Paul de Marseul, propriétaire d’un prestigieux vignoble à Saint Emilion, entretient des relations difficiles avec son fils, Martin. Celui-ci se démène pour faire vivre la terre familiale en espérant gagner l’estime de ce père terriblement exigeant et pouvoir ainsi lui succéder quand viendra le temps de la retraite.

Mais les affaires s’annoncent mal lorsque Pierre, meilleur ami de Paul et régisseur du domaine, découvre qu’il est atteint d’un cancer. Les récoltes tout comme le vignoble sont en péril.

C’est alors que Philippe, le « fils prodige » de Pierre, rentre de Los Angeles auprès de son père malade. Véritable esthète à qui Pierre a transmis le goût de la terre et du bon vin, le jeune homme propose à Paul de reprendre les activités de Pierre pour les vendanges.

Peu à peu, Paul voit en Philippe son digne héritier, le fils « parfait » dont il a toujours rêvé (« Ah, c’est pas tous les jours que j’ai un palais dans mon château ! » s’exclame-t-il dans un sourire teinté d’ironie), au grand damne de Martin, relégué à l’intendance et écrasé une fois de plus par ce père castrateur. Mais outrepasser les liens du sang peut s’avérer dangereux…
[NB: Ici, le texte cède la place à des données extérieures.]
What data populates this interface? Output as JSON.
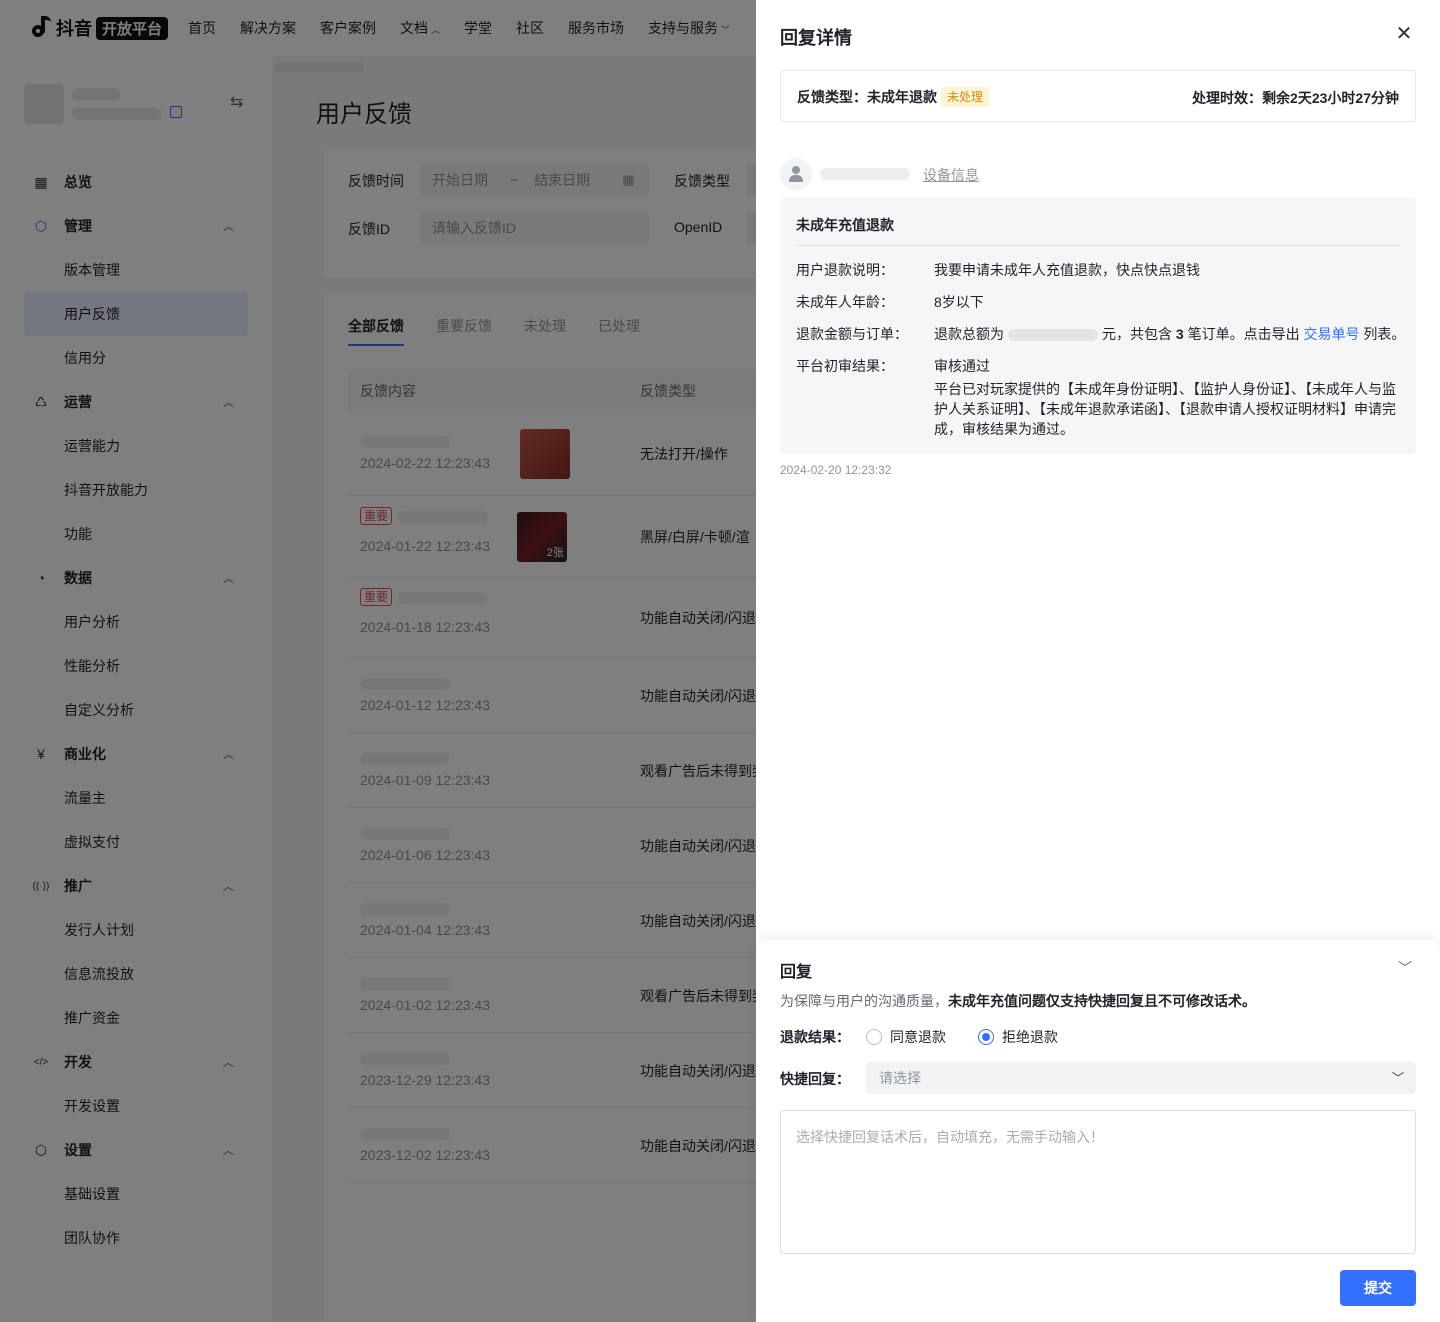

Pour sa nouvelle réalisation, Gilles Legrand (La jeune fille et les loups, Malabar Princess)  s’intéresse à la filiation à travers deux « couples » au contraste saisissant. Toutefois, si le duo Pierre (Patrick Chesnais)-Philippe (Nicolas Bridet) est attachant, c’est surtout les rapports complexes qu’entretiennent Paul (Niels Arestrup, magistral), sorte de « Saturne dévorant son fils », et Martin (Lorant Deutsch, parfait dans le rôle du fils broyé par un père manipulateur et méprisant) qui nous dérangent et nous fascinent. Car ce père redoutable, qui ne vit que dans l’envie et le dédain, qui « ne tolère pas l’hésitation », incapable d’aimer son fils chétif et bègue, un fils indigne de « sa » terre, un fils qui ne parvient pas à sortir de l’ombre de cette figure paternelle écrasante, suscite un mélange d’antipathie et de compassion.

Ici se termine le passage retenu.